Caching.
Multi-layer caching architecture that reduces latency, cuts provider costs, and accelerates repeated and semantically similar queries.
Cache Architecture
Aurora implements a two-layer caching system. L1 provides sub-millisecond exact-match lookups, while L2 extends coverage to semantically similar queries using vector search. Both layers are independently configurable per workflow.
L1: Exact-Match Cache
The L1 cache uses Redis to perform sub-millisecond key-value lookups. The cache key is a hash of the request parameters (model, messages, temperature, etc.). When a cache hit occurs, the response is returned immediately without calling the provider.
- Backend: Redis. Sub-millisecond lookup times.

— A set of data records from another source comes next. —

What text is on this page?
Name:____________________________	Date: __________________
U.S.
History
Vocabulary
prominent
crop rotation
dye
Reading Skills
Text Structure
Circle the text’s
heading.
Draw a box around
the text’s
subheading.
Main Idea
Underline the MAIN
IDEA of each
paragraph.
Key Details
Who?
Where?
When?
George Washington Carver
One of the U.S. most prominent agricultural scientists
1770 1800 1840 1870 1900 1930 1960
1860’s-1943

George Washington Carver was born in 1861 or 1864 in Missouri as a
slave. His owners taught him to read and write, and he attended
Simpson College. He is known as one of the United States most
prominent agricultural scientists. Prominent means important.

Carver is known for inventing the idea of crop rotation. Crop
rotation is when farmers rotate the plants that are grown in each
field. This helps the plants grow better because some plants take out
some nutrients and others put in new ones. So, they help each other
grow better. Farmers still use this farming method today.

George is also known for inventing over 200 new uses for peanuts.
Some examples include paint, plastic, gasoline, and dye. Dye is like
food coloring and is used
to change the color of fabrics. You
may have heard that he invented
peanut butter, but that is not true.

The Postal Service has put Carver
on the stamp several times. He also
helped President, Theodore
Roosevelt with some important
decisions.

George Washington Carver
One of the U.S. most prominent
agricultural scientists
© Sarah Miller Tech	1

- Bypass: Clients can skip the cache by sending a
Cache-Control: no-cacheheader. - Response Header: L1 hits return
X-Cache: HIT (exact). Misses returnX-Cache: MISS.
L2: Semantic Cache
The L2 semantic cache stores embeddings of previous requests and performs K-nearest-neighbour search at query time. If a semantically similar request has been cached, the stored response is returned — even if the exact text differs.
Similarity Threshold
0.92 (default)
Minimum cosine similarity score for a KNN match. Higher values require closer semantic matches.
TTL
3600s (default)
Time-to-live for cached entries. Configurable per workflow.
Vector Store
Qdrant, pgvector, Pinecone, Weaviate
Pluggable vector database backends. Choose based on your infrastructure.
Embedding Model
configurable
Which embedding model to use for generating request vectors.
cache:
l2:
enabled: true
vector_store: "qdrant"
similarity_threshold: 0.92
ttl: 3600
embedding_model: "text-embedding-3-small"Model Registry Cache
In addition to request caching, Aurora maintains a model registry cache that stores provider model metadata (available models, pricing, capabilities). This reduces startup time and minimises requests to provider /models endpoints. The registry cache TTL is independently configurable.
Cache Analytics
Aurora exposes a dedicated /cache/analytics endpoint that provides hit-rate, miss-rate, eviction-count, and average-lookup-time metrics for both L1 and L2 caches. These metrics help you tune thresholds and TTLs for optimal performance and cost savings.